If your neighbor also violates your legitimate interests, you, for your part, have the right to contact the administration and point out his antisocial behavior. Let the municipality figure out what to do with it.

Checking an apartment for debt before purchasing

The presence of debt for housing and communal services does not in any way affect the possibility of concluding a real estate purchase and sale agreement. The only exception is when the apartment has been seized due to debt, or the seller is in the process of declaring financial insolvency.

To check an apartment for debts, you must request one of the following documents from the seller:

  • an extract from a financial and personal account;
  • a certificate of the presence/absence of debt for utilities from the Criminal Code;
  • single housing document.

These documents can be obtained from the management company, OERITs or requested from the MFC. The buyer himself will not be able to count on requesting this documentation, since by law it is provided only to persons registered in the apartment.

Also, before concluding a transaction, the buyer should check whether there is a lien on the property.

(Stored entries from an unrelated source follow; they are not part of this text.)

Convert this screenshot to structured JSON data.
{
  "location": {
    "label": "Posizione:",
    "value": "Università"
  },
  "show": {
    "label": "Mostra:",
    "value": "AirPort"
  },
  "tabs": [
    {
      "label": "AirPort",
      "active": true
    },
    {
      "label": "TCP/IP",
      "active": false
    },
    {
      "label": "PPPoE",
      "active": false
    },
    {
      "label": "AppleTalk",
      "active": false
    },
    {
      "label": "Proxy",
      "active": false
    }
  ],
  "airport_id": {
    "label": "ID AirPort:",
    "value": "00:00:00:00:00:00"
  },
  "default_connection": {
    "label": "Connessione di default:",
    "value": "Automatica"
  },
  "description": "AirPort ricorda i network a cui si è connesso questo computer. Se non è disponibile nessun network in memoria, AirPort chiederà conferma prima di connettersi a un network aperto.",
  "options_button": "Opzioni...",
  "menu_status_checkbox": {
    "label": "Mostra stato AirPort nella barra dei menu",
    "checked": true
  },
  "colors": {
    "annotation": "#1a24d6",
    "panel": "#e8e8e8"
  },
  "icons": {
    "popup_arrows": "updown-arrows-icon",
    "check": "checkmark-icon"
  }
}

This type of encumbrance imposes restrictions on transactions for the purchase and sale of real estate. Therefore, the buyer should request an extract from the Unified State Register confirming the absence of encumbrances. It is provided to all interested parties upon application.

To check whether bankruptcy proceedings are underway against the seller, you can try searching for it in the Federal Register database. Information about all cases is published here in the public domain.